Alto Comissário do ACNUR, Filippo Grandi, e o Diretor Executivo da Caritas Rio de Janeiro, Dr. Cândido da Ponte Neto, encontram-se em Brasília para evento em prol das pessoas refugiadas. Foto: ACNUR/Luiz Fernando Godinho

Brasília, 7 de abril de 2021 – O ACNUR, Agência da ONU para Refugiados, recebe com muito pesar a informação do falecimento de Cândido Feliciano da Ponte Neto, diretor executivo da Caritas Arquidiocesana do Rio de Janeiro (CARJ). Sua história de vida se confunde com a história da proteção das pessoas refugiados no Brasil. Sua dedicação, ainda nos anos 1970, deu início a um trabalho sistemático de atenção a todas as pessoas refugiadas e solicitantes da condição de refugiado em território nacional.

Seria impossível celebrar todos os feitos do Dr. Cândido em uma nota, mas é imprescindível reconhecer a importância única de sua participação na construção da atual Lei Brasileira de Refúgio e do sistema protetivo que surgiu com base nela. Ele atuou incansavelmente como representante da sociedade civil junto ao Comitê Nacional para os Refugiados (CONARE), papel que exerceu com muita dedicação até o seu falecimento.

“O Dr. Cândido, como era carinhosamente chamado, foi e seguirá sendo em nossas memórias uma pessoa exemplar, que nunca se furtou de defender com afinco os direitos e a dignidade das pessoas refugiadas, sejam aquelas diretamente atendidas pelos serviços da CARJ como todas as demais que buscam proteção no Brasil. Lamentamos profundamente a perda dessa pessoa e profissional humanitário de quem muito nos orgulha a parceria estabelecida, de profundo impacto na vida das pessoas refugiadas”, afirmou Jose Egas, Representante do ACNUR no Brasil.

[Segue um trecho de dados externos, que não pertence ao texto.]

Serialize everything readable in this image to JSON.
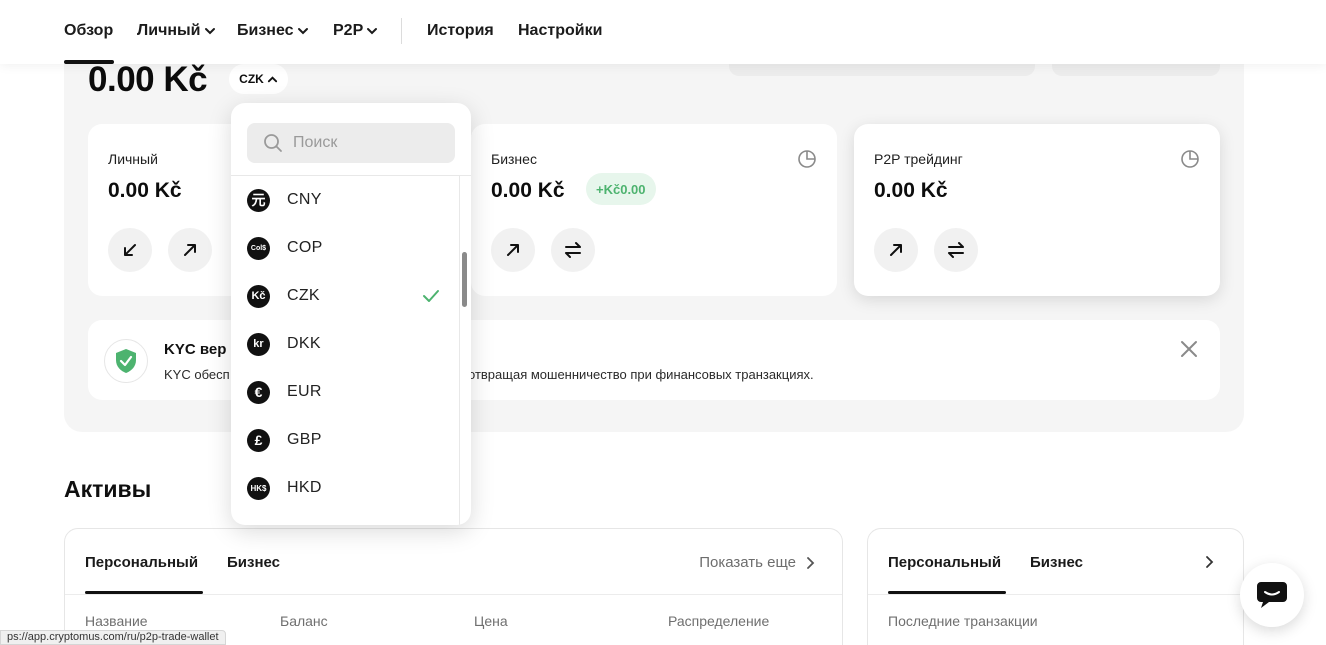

Em 2017, Cândido da Ponte Neto recebeu, do Ministério das Relações Exteriores, a medalha Sérgio Viera de Mello, concedida às pessoas que prestam inestimável contribuição nas áreas do direito internacional, direitos humanos, direito humanitário, assistência humanitária, direito dos refugiados e promoção da paz.

Na ocasião, ele lembrou o início do trabalho com pessoas refugiadas no Brasil (em 1975), quando tinha 27 anos e era ele quem fazia o atendimento e orientava essas pessoas.

O ACNUR tem tido a honra de atuar em parceria com a CARJ há mais de 40 anos, sob a liderança cuidadosa do Dr. Cândido, em favor da proteção e integração local de pessoas refugiadas. O ACNUR seguirá fortalecendo esse trabalho conjunto, sempre inspirado no legado solidamente construído ao longo de tantos anos. Todo esse tempo de dedicação reforça a perda de um profissional humanitário de reconhecida sensatez, dedicação e conhecimento sobre a causa a qual se dedicou.

O ACNUR estende suas condolências a todos os familiares, amigos e colaboradores da CARJ que direta ou indiretamente foram e continuam sendo influenciados positivamente pela dedicação de Cândido Feliciano da Ponte Neto para que refugiados das mais diversas nacionalidades, crenças e opiniões tenham encontrado no Brasil a devida proteção para reconstruir as suas vidas.

A Agência da ONU para Refugiados está segura de que toda a sua trajetória continuará sendo exemplo a todos os que trabalham pelas pessoas refugiadas no Brasil e na América Latina.